Christine Whelan publishes in newspapers and magazines including the Wall Street Journal, Washington Post, New York Post, and Forbes on topics ranging from psychology to religion to finance. On the web, she writes for National Review Online, Huffington Post, and BustedHalo. Her first book, Why Smart Men Marry Smart Women, was published in 2006. She broadcasts on CNN, CNBC, and NBC television and has appeared on TV programs including Good Morning America and The News Hour with Jim Lehrer.

Emily Yoffe

Emily Yoffe writes the Dear Prudence and Human Guinea Pig columns for Slate.com. As Prudence she offers advice on love, work, relationships, and family. As the Human Guinea Pig she takes on readers’ challenges. For example, she has let 23 medical students perform their first physical exam on her, taken a vow of silence, and made her singing debut (despite being tone deaf).

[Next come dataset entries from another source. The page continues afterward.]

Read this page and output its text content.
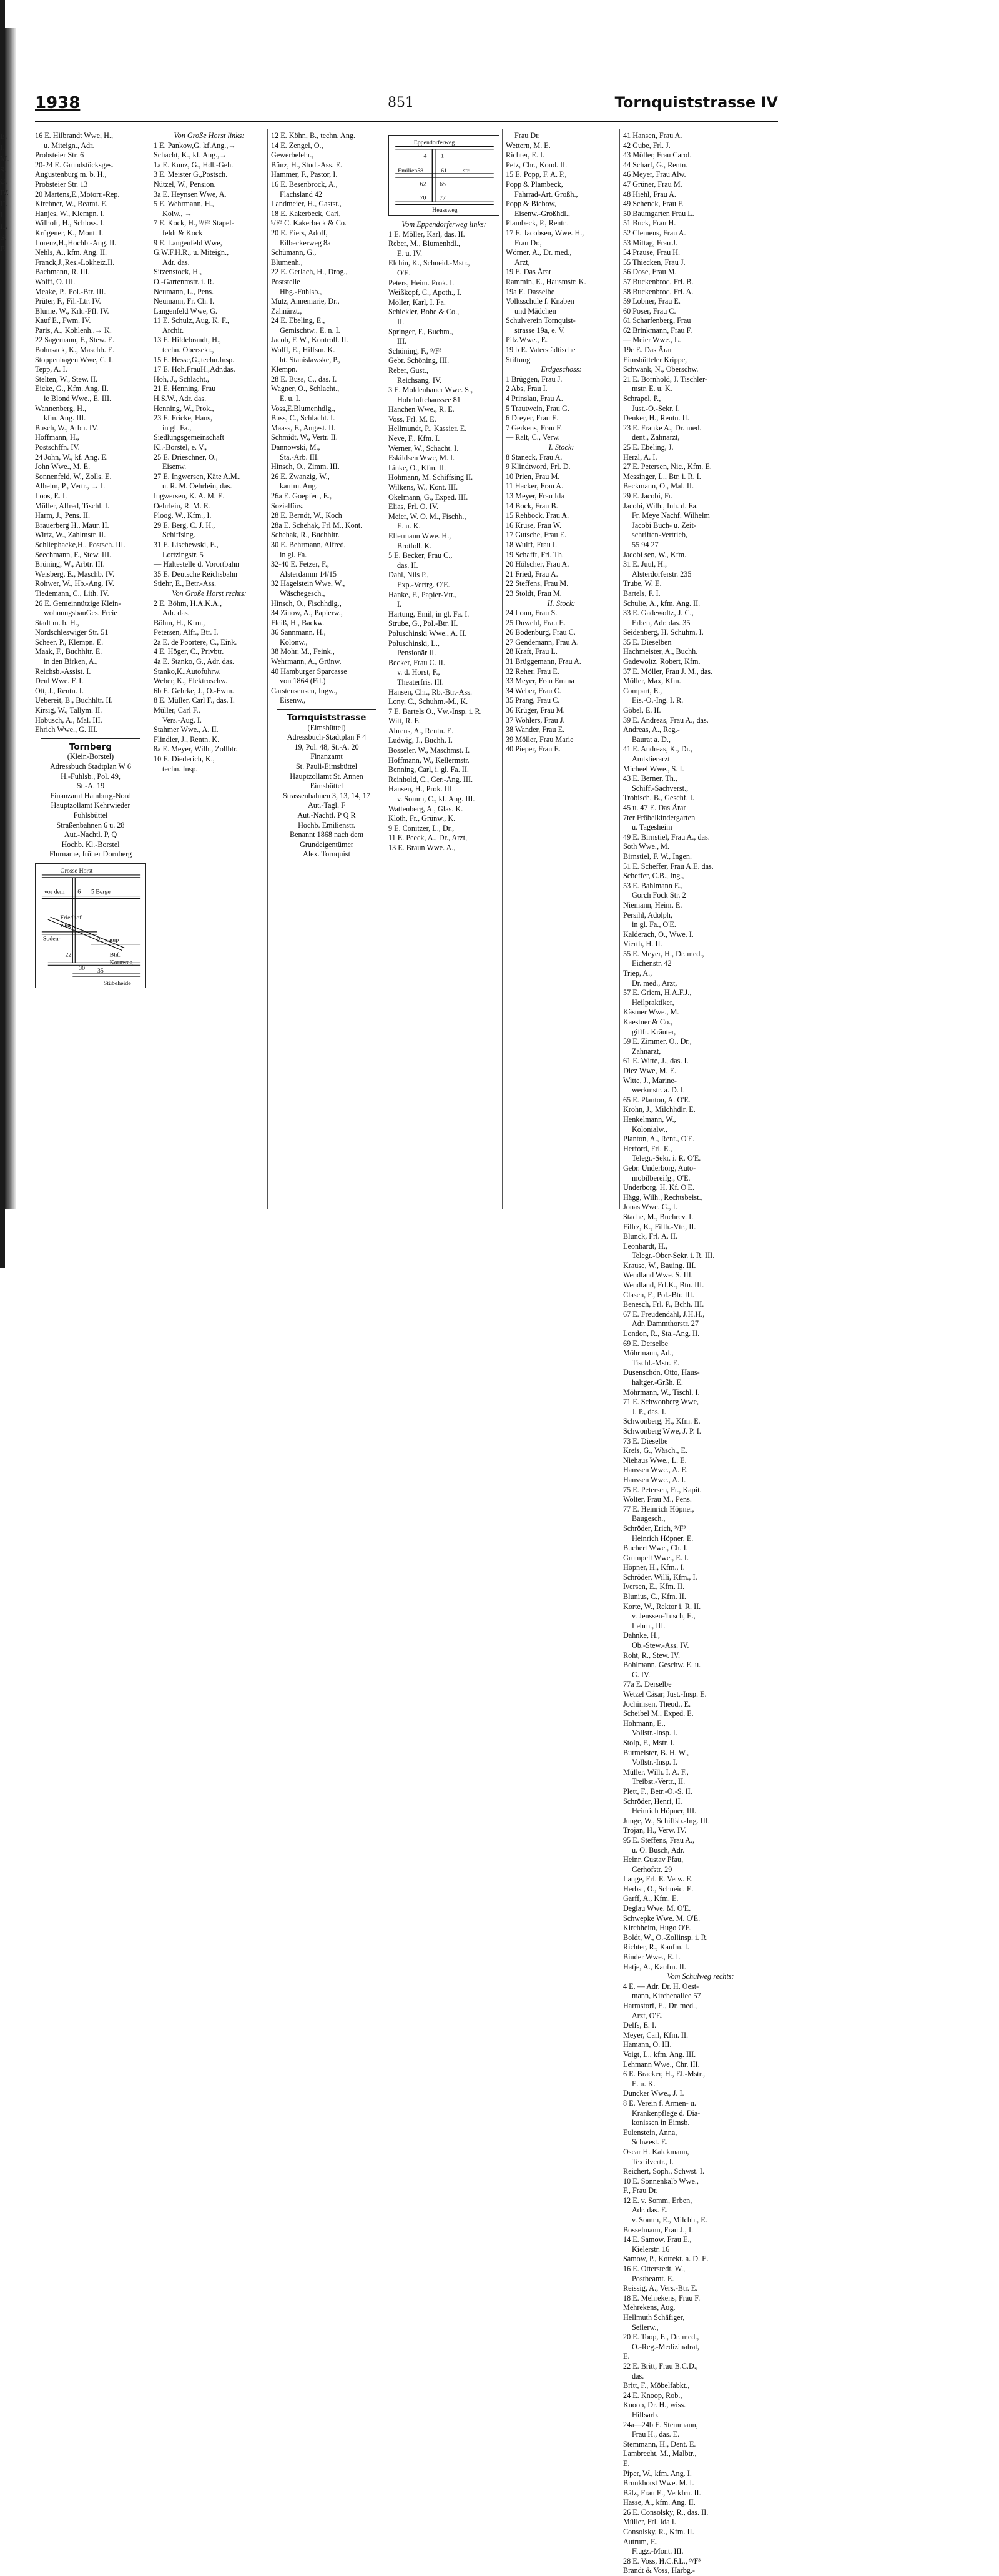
E.
I.
M.
S.
C.
IV.
II.
I.
II.
S.
P.
1938	851	Tornquiststrasse IV
16 E. Hilbrandt Wwe, H.,
u. Miteign., Adr.
Probsteier Str. 6
20-24 E. Grundstücksges.
Augustenburg m. b. H.,
Probsteier Str. 13
20 Martens,E.,Motorr.-Rep.
Kirchner, W., Beamt. E.
Hanjes, W., Klempn. I.
Wilhoft, H., Schloss. I.
Krügener, K., Mont. I.
Lorenz,H.,Hochb.-Ang. II.
Nehls, A., kfm. Ang. II.
Franck,J.,Res.-Lokheiz.II.
Bachmann, R. III.
Wolff, O. III.
Meake, P., Pol.-Btr. III.
Prüter, F., Fil.-Ltr. IV.
Blume, W., Krk.-Pfl. IV.
Kauf E., Fwm. IV.
Paris, A., Kohlenh.,→ K.
22 Sagemann, F., Stew. E.
Bohnsack, K., Maschb. E.
Stoppenhagen Wwe, C. I.
Tepp, A. I.
Stelten, W., Stew. II.
Eicke, G., Kfm. Ang. II.
le Blond Wwe., E. III.
Wannenberg, H.,
kfm. Ang. III.
Busch, W., Arbtr. IV.
Hoffmann, H.,
Postschffn. IV.
24 John, W., kf. Ang. E.
John Wwe., M. E.
Sonnenfeld, W., Zolls. E.
Alhelm, P., Vertr., → I.
Loos, E. I.
Müller, Alfred, Tischl. I.
Harm, J., Pens. II.
Brauerberg H., Maur. II.
Wirtz, W., Zahlmstr. II.
Schliephacke,H., Postsch. III.
Seechmann, F., Stew. III.
Brüning, W., Arbtr. III.
Weisberg, E., Maschb. IV.
Rohwer, W., Hb.-Ang. IV.
Tiedemann, C., Lith. IV.
26 E. Gemeinnützige Klein-
wohnungsbauGes. Freie
Stadt m. b. H.,
Nordschleswiger Str. 51
Scheer, P., Klempn. E.
Maak, F., Buchhltr. E.
in den Birken, A.,
Reichsb.-Assist. I.
Deul Wwe. F. I.
Ott, J., Rentn. I.
Uebereit, B., Buchhltr. II.
Kirsig, W., Tallym. II.
Hobusch, A., Mal. III.
Ehrich Wwe., G. III.
Tornberg
(Klein-Borstel)
Adressbuch Stadtplan W 6
H.-Fuhlsb., Pol. 49,
St.-A. 19
Finanzamt Hamburg-Nord
Hauptzollamt Kehrwieder
Fuhlsbüttel
Straßenbahnen 6 u. 28
Aut.-Nachtl. P, Q
Hochb. Kl.-Borstel
Flurname, früher Dornberg
Grosse Horst
vor dem 6 5 Berge
Friedhof
weg
Soden-	21 kamp
22	Bhf.
Kornweg
30 35
Stübeheide
Von Große Horst links:
1 E. Pankow,G. kf.Ang.,→
Schacht, K., kf. Ang.,→
1a E. Kunz, G., Hdl.-Geh.
3 E. Meister G.,Postsch.
Nützel, W., Pension.
3a E. Heynsen Wwe, A.
5 E. Wehrmann, H.,
Kolw., →
7 E. Kock, H., ⁹/F³ Stapel-
feldt & Kock
9 E. Langenfeld Wwe,
G.W.F.H.R., u. Miteign.,
Adr. das.
Sitzenstock, H.,
O.-Gartenmstr. i. R.
Neumann, L., Pens.
Neumann, Fr. Ch. I.
Langenfeld Wwe, G.
11 E. Schulz, Aug. K. F.,
Archit.
13 E. Hildebrandt, H.,
techn. Obersekr.,
15 E. Hesse,G.,techn.Insp.
17 E. Hoh,FrauH.,Adr.das.
Hoh, J., Schlacht.,
21 E. Henning, Frau
H.S.W., Adr. das.
Henning, W., Prok.,
23 E. Fricke, Hans,
in gl. Fa.,
Siedlungsgemeinschaft
Kl.-Borstel, e. V.,
25 E. Drieschner, O.,
Eisenw.
27 E. Ingwersen, Käte A.M.,
u. R. M. Oehrlein, das.
Ingwersen, K. A. M. E.
Oehrlein, R. M. E.
Ploog, W., Kfm., I.
29 E. Berg, C. J. H.,
Schiffsing.
31 E. Lischewski, E.,
Lortzingstr. 5
— Haltestelle d. Vorortbahn
35 E. Deutsche Reichsbahn
Stiehr, E., Betr.-Ass.
Von Große Horst rechts:
2 E. Böhm, H.A.K.A.,
Adr. das.
Böhm, H., Kfm.,
Petersen, Alfr., Btr. I.
2a E. de Poortere, C., Eink.
4 E. Höger, C., Privbtr.
4a E. Stanko, G., Adr. das.
Stanko,K.,Autofuhrw.
Weber, K., Elektroschw.
6b E. Gehrke, J., O.-Fwm.
8 E. Müller, Carl F., das. I.
Müller, Carl F.,
Vers.-Aug. I.
Stahmer Wwe., A. II.
Flindler, J., Rentn. K.
8a E. Meyer, Wilh., Zollbtr.
10 E. Diederich, K.,
techn. Insp.
12 E. Köhn, B., techn. Ang.
14 E. Zengel, O.,
Gewerbelehr.,
Bünz, H., Stud.-Ass. E.
Hammer, F., Pastor, I.
16 E. Besenbrock, A.,
Flachsland 42
Landmeier, H., Gastst.,
18 E. Kakerbeck, Carl,
⁹/F³ C. Kakerbeck & Co.
20 E. Eiers, Adolf,
Eilbeckerweg 8a
Schümann, G.,
Blumenh.,
22 E. Gerlach, H., Drog.,
Poststelle
Hbg.-Fuhlsb.,
Mutz, Annemarie, Dr.,
Zahnärzt.,
24 E. Ebeling, E.,
Gemischtw., E. n. I.
Jacob, F. W., Kontroll. II.
Wolff, E., Hilfsm. K.
ht. Stanislawske, P.,
Klempn.
28 E. Buss, C., das. I.
Wagner, O., Schlacht.,
E. u. I.
Voss,E.Blumenhdlg.,
Buss, C., Schlacht. I.
Maass, F., Angest. II.
Schmidt, W., Vertr. II.
Dannowski, M.,
Sta.-Arb. III.
Hinsch, O., Zimm. III.
26 E. Zwanzig, W.,
kaufm. Ang.
26a E. Goepfert, E.,
Sozialfürs.
28 E. Berndt, W., Koch
28a E. Schehak, Frl M., Kont.
Schehak, R., Buchhltr.
30 E. Behrmann, Alfred,
in gl. Fa.
32-40 E. Fetzer, F.,
Alsterdamm 14/15
32 Hagelstein Wwe, W.,
Wäschegesch.,
Hinsch, O., Fischhdlg.,
34 Zinow, A., Papierw.,
Fleiß, H., Backw.
36 Sannmann, H.,
Kolonw.,
38 Mohr, M., Feink.,
Wehrmann, A., Grünw.
40 Hamburger Sparcasse
von 1864 (Fil.)
Carstensensen, Ingw.,
Eisenw.,
Tornquiststrasse
(Eimsbüttel)
Adressbuch-Stadtplan F 4
19, Pol. 48, St.-A. 20
Finanzamt
St. Pauli-Eimsbüttel
Hauptzollamt St. Annen
Eimsbüttel
Strassenbahnen 3, 13, 14, 17
Aut.-Tagl. F
Aut.-Nachtl. P Q R
Hochb. Emilienstr.
Benannt 1868 nach dem
Grundeigentümer
Alex. Tornquist
Eppendorferweg
4 1
Emilien58	61	str.
62 65
70 77
Heussweg
Vom Eppendorferweg links:
1 E. Möller, Karl, das. II.
Reber, M., Blumenhdl.,
E. u. IV.
Elchin, K., Schneid.-Mstr.,
O'E.
Peters, Heinr. Prok. I.
Weißkopf, C., Apoth., I.
Möller, Karl, I. Fa.
Schiekler, Bohe & Co.,
II.
Springer, F., Buchm.,
III.
Schöning, F., ⁹/F³
Gebr. Schöning, III.
Reber, Gust.,
Reichsang. IV.
3 E. Moldenhauer Wwe. S.,
Hoheluftchaussee 81
Hänchen Wwe., R. E.
Voss, Frl. M. E.
Hellmundt, P., Kassier. E.
Neve, F., Kfm. I.
Werner, W., Schacht. I.
Eskildsen Wwe, M. I.
Linke, O., Kfm. II.
Hohmann, M. Schiffsing II.
Wilkens, W., Kont. III.
Okelmann, G., Exped. III.
Elias, Frl. O. IV.
Meier, W. O. M., Fischh.,
E. u. K.
Ellermann Wwe. H.,
Brothdl. K.
5 E. Becker, Frau C.,
das. II.
Dahl, Nils P.,
Exp.-Vertrg. O'E.
Hanke, F., Papier-Vtr.,
I.
Hartung, Emil, in gl. Fa. I.
Strube, G., Pol.-Btr. II.
Poluschinski Wwe., A. II.
Poluschinski, L.,
Pensionär II.
Becker, Frau C. II.
v. d. Horst, F.,
Theaterfris. III.
Hansen, Chr., Rb.-Btr.-Ass.
Lony, C., Schuhm.-M., K.
7 E. Bartels O., Vw.-Insp. i. R.
Witt, R. E.
Ahrens, A., Rentn. E.
Ludwig, J., Buchh. I.
Bosseler, W., Maschmst. I.
Hoffmann, W., Kellermstr.
Benning, Carl, i. gl. Fa. II.
Reinhold, C., Ger.-Ang. III.
Hansen, H., Prok. III.
v. Somm, C., kf. Ang. III.
Wattenberg, A., Glas. K.
Kloth, Fr., Grünw., K.
9 E. Conitzer, L., Dr.,
11 E. Peeck, A., Dr., Arzt,
13 E. Braun Wwe. A.,
Frau Dr.
Wettern, M. E.
Richter, E. I.
Petz, Chr., Kond. II.
15 E. Popp, F. A. P.,
Popp & Plambeck,
Fahrrad-Art. Großh.,
Popp & Biebow,
Eisenw.-Großhdl.,
Plambeck, P., Rentn.
17 E. Jacobsen, Wwe. H.,
Frau Dr.,
Wörner, A., Dr. med.,
Arzt,
19 E. Das Ärar
Rammin, E., Hausmstr. K.
19a E. Dasselbe
Volksschule f. Knaben
und Mädchen
Schulverein Tornquist-
strasse 19a, e. V.
Pilz Wwe., E.
19 b E. Vaterstädtische
Stiftung
Erdgeschoss:
1 Brüggen, Frau J.
2 Abs, Frau I.
4 Prinslau, Frau A.
5 Trautwein, Frau G.
6 Dreyer, Frau E.
7 Gerkens, Frau F.
— Ralt, C., Verw.
I. Stock:
8 Staneck, Frau A.
9 Klindtword, Frl. D.
10 Prien, Frau M.
11 Hacker, Frau A.
13 Meyer, Frau Ida
14 Bock, Frau B.
15 Rehbock, Frau A.
16 Kruse, Frau W.
17 Gutsche, Frau E.
18 Wulff, Frau I.
19 Schafft, Frl. Th.
20 Hölscher, Frau A.
21 Fried, Frau A.
22 Steffens, Frau M.
23 Stoldt, Frau M.
II. Stock:
24 Lonn, Frau S.
25 Duwehl, Frau E.
26 Bodenburg, Frau C.
27 Gendemann, Frau A.
28 Kraft, Frau L.
31 Brüggemann, Frau A.
32 Reher, Frau E.
33 Meyer, Frau Emma
34 Weber, Frau C.
35 Prang, Frau C.
36 Krüger, Frau M.
37 Wohlers, Frau J.
38 Wander, Frau E.
39 Möller, Frau Marie
40 Pieper, Frau E.
41 Hansen, Frau A.
42 Gube, Frl. J.
43 Möller, Frau Carol.
44 Scharf, G., Rentn.
46 Meyer, Frau Alw.
47 Grüner, Frau M.
48 Hiehl, Frau A.
49 Schenck, Frau F.
50 Baumgarten Frau L.
51 Buck, Frau H.
52 Clemens, Frau A.
53 Mittag, Frau J.
54 Prause, Frau H.
55 Thiecken, Frau J.
56 Dose, Frau M.
57 Buckenbrod, Frl. B.
58 Buckenbrod, Frl. A.
59 Lobner, Frau E.
60 Poser, Frau C.
61 Scharfenberg, Frau
62 Brinkmann, Frau F.
— Meier Wwe., L.
19c E. Das Ärar
Eimsbütteler Krippe,
Schwank, N., Oberschw.
21 E. Bornhold, J. Tischler-
mstr. E. u. K.
Schrapel, P.,
Just.-O.-Sekr. I.
Denker, H., Rentn. II.
23 E. Franke A., Dr. med.
dent., Zahnarzt,
25 E. Ebeling, J.
Herzl, A. I.
27 E. Petersen, Nic., Kfm. E.
Messinger, L., Btr. i. R. I.
Beckmann, O., Mal. II.
29 E. Jacobi, Fr.
Jacobi, Wilh., Inh. d. Fa.
Fr. Meye Nachf. Wilhelm
Jacobi Buch- u. Zeit-
schriften-Vertrieb,
55 94 27
Jacobi sen, W., Kfm.
31 E. Juul, H.,
Alsterdorferstr. 235
Trube, W. E.
Bartels, F. I.
Schulte, A., kfm. Ang. II.
33 E. Gadewoltz, J. C.,
Erben, Adr. das. 35
Seidenberg, H. Schuhm. I.
35 E. Dieselben
Hachmeister, A., Buchh.
Gadewoltz, Robert, Kfm.
37 E. Möller, Frau J. M., das.
Möller, Max, Kfm.
Compart, E.,
Eis.-O.-Ing. I. R.
Göbel, E. II.
39 E. Andreas, Frau A., das.
Andreas, A., Reg.-
Baurat a. D.,
41 E. Andreas, K., Dr.,
Amtstierarzt
Micheel Wwe., S. I.
43 E. Berner, Th.,
Schiff.-Sachverst.,
Trobisch, B., Geschf. I.
45 u. 47 E. Das Ärar
7ter Fröbelkindergarten
u. Tagesheim
49 E. Birnstiel, Frau A., das.
Soth Wwe., M.
Birnstiel, F. W., Ingen.
51 E. Scheffer, Frau A.E. das.
Scheffer, C.B., Ing.,
53 E. Bahlmann E.,
Gorch Fock Str. 2
Niemann, Heinr. E.
Persihl, Adolph,
in gl. Fa., O'E.
Kalderach, O., Wwe. I.
Vierth, H. II.
55 E. Meyer, H., Dr. med.,
Eichenstr. 42
Triep, A.,
Dr. med., Arzt,
57 E. Griem, H.A.F.J.,
Heilpraktiker,
Kästner Wwe., M.
Kaestner & Co.,
giftfr. Kräuter,
59 E. Zimmer, O., Dr.,
Zahnarzt,
61 E. Witte, J., das. I.
Diez Wwe, M. E.
Witte, J., Marine-
werkmstr. a. D. I.
65 E. Planton, A. O'E.
Krohn, J., Milchhdlr. E.
Henkelmann, W.,
Kolonialw.,
Planton, A., Rent., O'E.
Herford, Frl. E.,
Telegr.-Sekr. i. R. O'E.
Gebr. Underborg, Auto-
mobilbereifg., O'E.
Underborg, H. Kf. O'E.
Hägg, Wilh., Rechtsbeist.,
Jonas Wwe. G., I.
Stache, M., Buchrev. I.
Fillrz, K., Fillh.-Vtr., II.
Blunck, Frl. A. II.
Leonhardt, H.,
Telegr.-Ober-Sekr. i. R. III.
Krause, W., Bauing. III.
Wendland Wwe. S. III.
Wendland, Frl.K., Btn. III.
Clasen, F., Pol.-Btr. III.
Benesch, Frl. P., Bchh. III.
67 E. Freudendahl, J.H.H.,
Adr. Dammthorstr. 27
London, R., Sta.-Ang. II.
69 E. Derselbe
Möhrmann, Ad.,
Tischl.-Mstr. E.
Dusenschön, Otto, Haus-
haltger.-Grßh. E.
Möhrmann, W., Tischl. I.
71 E. Schwonberg Wwe,
J. P., das. I.
Schwonberg, H., Kfm. E.
Schwonberg Wwe, J. P. I.
73 E. Dieselbe
Kreis, G., Wäsch., E.
Niehaus Wwe., L. E.
Hanssen Wwe., A. E.
Hanssen Wwe., A. I.
75 E. Petersen, Fr., Kapit.
Wolter, Frau M., Pens.
77 E. Heinrich Höpner,
Baugesch.,
Schröder, Erich, ⁹/F³
Heinrich Höpner, E.
Buchert Wwe., Ch. I.
Grumpelt Wwe., E. I.
Höpner, H., Kfm., I.
Schröder, Willi, Kfm., I.
Iversen, E., Kfm. II.
Blunius, C., Kfm. II.
Korte, W., Rektor i. R. II.
v. Jenssen-Tusch, E.,
Lehrn., III.
Dahnke, H.,
Ob.-Stew.-Ass. IV.
Roht, R., Stew. IV.
Bohlmann, Geschw. E. u.
G. IV.
77a E. Derselbe
Wetzel Cäsar, Just.-Insp. E.
Jochimsen, Theod., E.
Scheibel M., Exped. E.
Hohmann, E.,
Vollstr.-Insp. I.
Stolp, F., Mstr. I.
Burmeister, B. H. W.,
Vollstr.-Insp. I.
Müller, Wilh. I. A. F.,
Treibst.-Vertr., II.
Plett, F., Betr.-O.-S. II.
Schröder, Henri, II.
Heinrich Höpner, III.
Junge, W., Schiffsb.-Ing. III.
Trojan, H., Verw. IV.
95 E. Steffens, Frau A.,
u. O. Busch, Adr.
Heinr. Gustav Pfau,
Gerhofstr. 29
Lange, Frl. E. Verw. E.
Herbst, O., Schneid. E.
Garff, A., Kfm. E.
Deglau Wwe. M. O'E.
Schwepke Wwe. M. O'E.
Kirchheim, Hugo O'E.
Boldt, W., O.-Zollinsp. i. R.
Richter, R., Kaufm. I.
Binder Wwe., E. I.
Hatje, A., Kaufm. II.
Vom Schulweg rechts:
4 E. — Adr. Dr. H. Oest-
mann, Kirchenallee 57
Harmstorf, E., Dr. med.,
Arzt, O'E.
Delfs, E. I.
Meyer, Carl, Kfm. II.
Hamann, O. III.
Voigt, L., kfm. Ang. III.
Lehmann Wwe., Chr. III.
6 E. Bracker, H., El.-Mstr.,
E. u. K.
Duncker Wwe., J. I.
8 E. Verein f. Armen- u.
Krankenpflege d. Dia-
konissen in Eimsb.
Eulenstein, Anna,
Schwest. E.
Oscar H. Kalckmann,
Textilvertr., I.
Reichert, Soph., Schwst. I.
10 E. Sonnenkalb Wwe.,
F., Frau Dr.
12 E. v. Somm, Erben,
Adr. das. E.
v. Somm, E., Milchh., E.
Bosselmann, Frau J., I.
14 E. Samow, Frau E.,
Kielerstr. 16
Samow, P., Kotrekt. a. D. E.
16 E. Otterstedt, W.,
Postbeamt. E.
Reissig, A., Vers.-Btr. E.
18 E. Mehrekens, Frau F.
Mehrekens, Aug.
Hellmuth Schäfiger,
Seilerw.,
20 E. Toop, E., Dr. med.,
O.-Reg.-Medizinalrat,
E.
22 E. Britt, Frau B.C.D.,
das.
Britt, F., Möbelfabkt.,
24 E. Knoop, Rob.,
Knoop, Dr. H., wiss.
Hilfsarb.
24a—24b E. Stemmann,
Frau H., das. E.
Stemmann, H., Dent. E.
Lambrecht, M., Malbtr.,
E.
Piper, W., kfm. Ang. I.
Brunkhorst Wwe. M. I.
Bälz, Frau E., Verkfrn. II.
Hasse, A., kfm. Ang. II.
26 E. Consolsky, R., das. II.
Müller, Frl. Ida I.
Consolsky, R., Kfm. II.
Autrum, F.,
Flugz.-Mont. III.
28 E. Voss, H.C.F.L., ⁹/F³
Brandt & Voss, Harbg.-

For Slate, she has also written on science, medicine, politics, and popular culture. Her work has appeared in many publications, including, the Los Angeles Times, Washington Post, New Republic, New York Times, Esquire, O, Oprah magazine, and Weekly Standard.

Jason Zengerle

Jason Zengerle is a senior editor at the New Republic, where he has worked since 1997. He writes about politics, culture, and (when his editors indulge him) college basketball. His work has also appeared in GQ, New York, the New York Times magazine, and other publications; and it has been anthologized in several books, including The Best American Political Writing.